(As opposed to “no more oppressed, in different ways, than hypersexual people or people perceived to be hypersexual for whatever reason,” which I think is a fair argument.)
Let’s see: I TA’d a college-level Human Sexuality class in 2007 in which asexuality was not MENTIONED, let alone covered, a significant form of erasure mirroring numerous other erasures outside of academia.
…Which has been suggested as a major reason that bisexual people suffer higher degrees of depression and substance abuse than people who identify as gay or lesbian, in case you’re one of those people who think that erasure is not oppression. Another potential cause is general exclusion from straight and gay communities, which, oh look.
alierakieron mentioned the threat of corrective rape.
For aromantic people (as well as single people generally, but affecting people who don’t ever even want to marry more broadly), the ways in which marriage is used to assign rights and privileges in the United States is unfair and oppressive.
Family and social pressure to “meet the right person.”

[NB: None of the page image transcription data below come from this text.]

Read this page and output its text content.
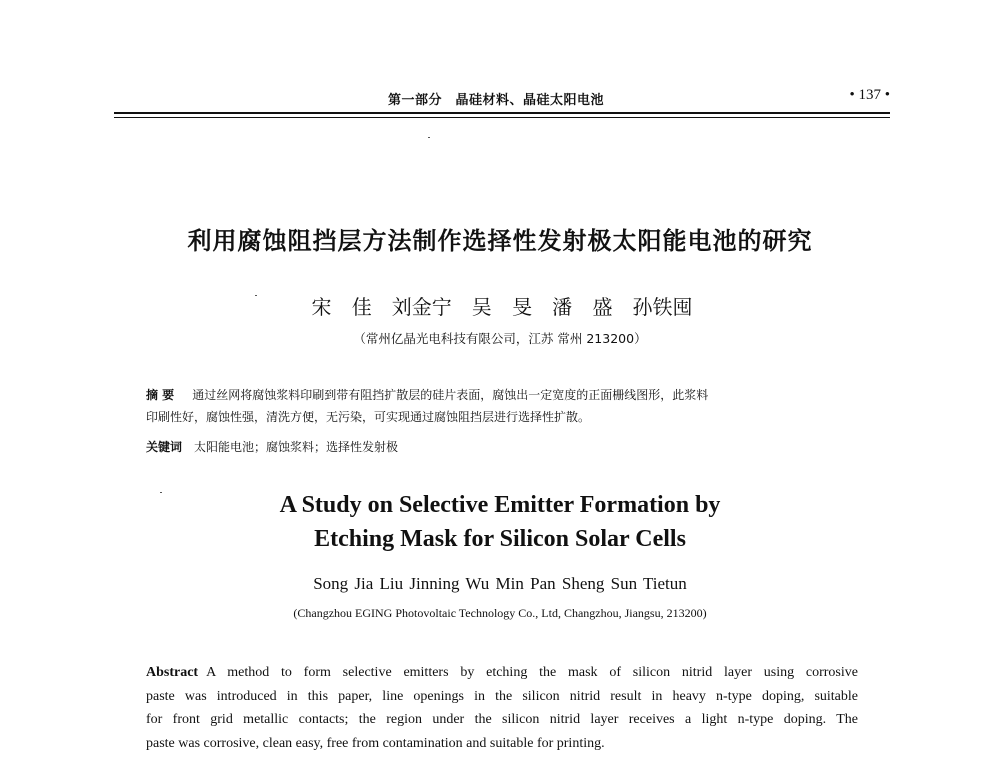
第一部分　晶硅材料、晶硅太阳电池	• 137 •
利用腐蚀阻挡层方法制作选择性发射极太阳能电池的研究
宋 佳　刘金宁　吴 旻　潘 盛　孙铁囤
（常州亿晶光电科技有限公司，江苏 常州 213200）
摘 要 通过丝网将腐蚀浆料印刷到带有阻挡扩散层的硅片表面，腐蚀出一定宽度的正面栅线图形，此浆料
印刷性好，腐蚀性强，清洗方便，无污染，可实现通过腐蚀阻挡层进行选择性扩散。
关键词 太阳能电池；腐蚀浆料；选择性发射极
A Study on Selective Emitter Formation by
Etching Mask for Silicon Solar Cells
Song Jia Liu Jinning Wu Min Pan Sheng Sun Tietun
(Changzhou EGING Photovoltaic Technology Co., Ltd, Changzhou, Jiangsu, 213200)
Abstract A method to form selective emitters by etching the mask of silicon nitrid layer using corrosive
paste was introduced in this paper, line openings in the silicon nitrid result in heavy n-type doping, suitable
for front grid metallic contacts; the region under the silicon nitrid layer receives a light n-type doping. The
paste was corrosive, clean easy, free from contamination and suitable for printing.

Douchebags like Dan Savage saying that they “inflict themselves” on others, mirroring the sentiments of close others with less of a soapbox but probably more of an immediate effect on their lives.
As previously mentioned, asexual people are likely to be identified by others as queer and treated accordingly (perhaps particularly in secondary school settings?), and it doesn’t actually matter to their tormentors if they are “queer likes the same sex” or “queer we assume they do.” Sexuality and gender are entangled in our culture—I’m not a huge fan of Rich overall, but “compulsory heterosexuality” (or as Pascoe later described it in high school boys, “compulsive heterosexuality”) is a useful concept. Failure to perform, as well as “deviant performance,” is punished.
These are a few things that occur to me off the top of my head, as someone who is not asexual. So I’m sure there are plenty more.
Jesus wept. Not that I’m surprised, as a bisexual woman, that there are a lot of people who identify as queer who are deeply invested in keeping a lot of other people out. I’ve just been successfully avoiding them for awhile, I guess.